Experimental Use Exception: An Indian Perspective

The experimental use exception under Indian patent law is something that hasn’t received much coverage, either in terms of case law or academic writings.
We (Prashant Reddy and I) have taken a shot at this doctrine and attempted to demonstrate the rather impressive width of this Indian exception and how it could be a model for other developing countries, particularly technologically proficient ones.

For those interested, please see the full text of this article that was published in IDEA, the flagship IP journal of the Franklin Pearce Law Center (FPLC). I reproduce the introduction below:

“Experimentation and research are necessary precursors to most scientific breakthroughs that we know of today. Little wonder then that many countries provide for what is commonly referred to as an “experimental use” exception use in their patent regimes, an exception that shields experimental activities from charges of patent infringement.
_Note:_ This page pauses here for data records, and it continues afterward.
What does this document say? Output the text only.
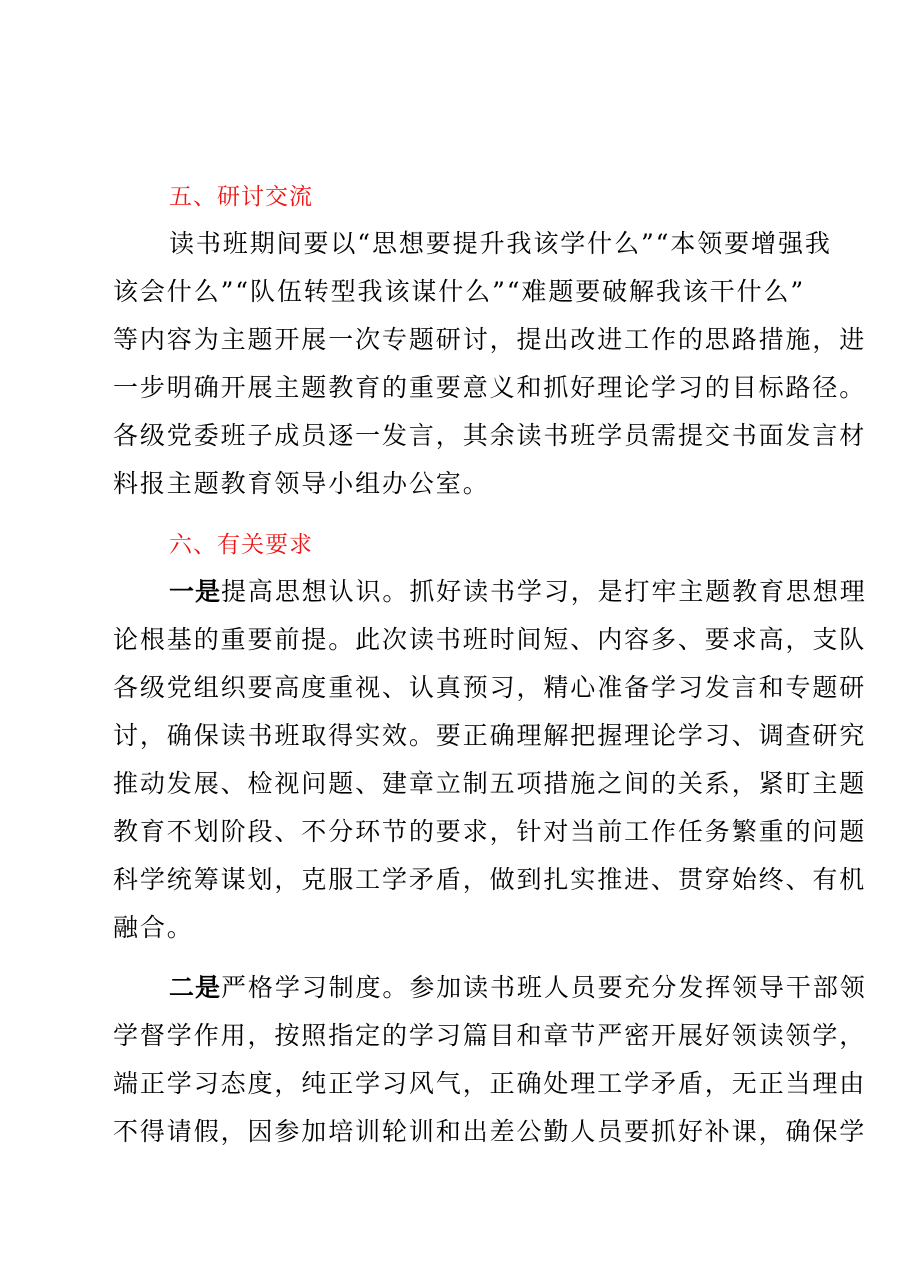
五、研讨交流
读书班期间要以“思想要提升我该学什么”“本领要增强我
该会什么”“队伍转型我该谋什么”“难题要破解我该干什么”
等内容为主题开展一次专题研讨，提出改进工作的思路措施，进
一步明确开展主题教育的重要意义和抓好理论学习的目标路径。
各级党委班子成员逐一发言，其余读书班学员需提交书面发言材
料报主题教育领导小组办公室。
六、有关要求
一是提高思想认识。抓好读书学习，是打牢主题教育思想理
论根基的重要前提。此次读书班时间短、内容多、要求高，支队
各级党组织要高度重视、认真预习，精心准备学习发言和专题研
讨，确保读书班取得实效。要正确理解把握理论学习、调查研究
推动发展、检视问题、建章立制五项措施之间的关系，紧盯主题
教育不划阶段、不分环节的要求，针对当前工作任务繁重的问题
科学统筹谋划，克服工学矛盾，做到扎实推进、贯穿始终、有机
融合。
二是严格学习制度。参加读书班人员要充分发挥领导干部领
学督学作用，按照指定的学习篇目和章节严密开展好领读领学，
端正学习态度，纯正学习风气，正确处理工学矛盾，无正当理由
不得请假，因参加培训轮训和出差公勤人员要抓好补课，确保学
The underlying rationale of such an exception appears to be that experimentation on a patented invention is necessary to test the invention and ensure that it works in the manner claimed—i.e., to validate the “disclosure” function of patents and provide credence to the “bargain” or the “social contract” theory. Some countries have gone further and permitted their exception to even cover the testing of patented inventions with a view to creating improvements or inventing around such patents.

This Article argues that this latter rationale is particularly appealing in the context of developing countries that are often net importers of patented technology caught in the game of technological catch up. To that extent, this Article attempts to offer a “developmental” perspective on the experimental use exception.

This perspective is offered through the specific lens of India, a developing country that articulated a statutory exception in its patent regime as far back as 1970. A plain reading of the Indian section vests it with a latitude not found in most other regimes. The Indian provision may therefore serve as a model for other developing countries that wish to boost their innovative potential.

A wide experimental use provision is particularly appealing to “technologically proficient” developing countries such as India, China, and Brazil that are yet to witness significant levels of innovation. Since such countries are gaining proficiency as low cost hubs of outsourced research and development (“R&D”) by multinational technology majors, we argue that a wide research exemption ought to be leveraged to attract even greater levels of outsourced research to such countries.

However, in order to effectively leverage the exception, developing countries must ensure that there is a complete and enabling disclosure of the patented invention. Most patent regimes, even those in the developed world, have been gamed by clever attorneys who hide more than they reveal in patent applications. Countries therefore ought to insist on higher disclsoure standards.

This would not only ensure that patentees live up to their part of the bargain and merit the twenty-year monoploy that society grants them, but also help a number of countries to study patents effectively and experiment with underlying technology.”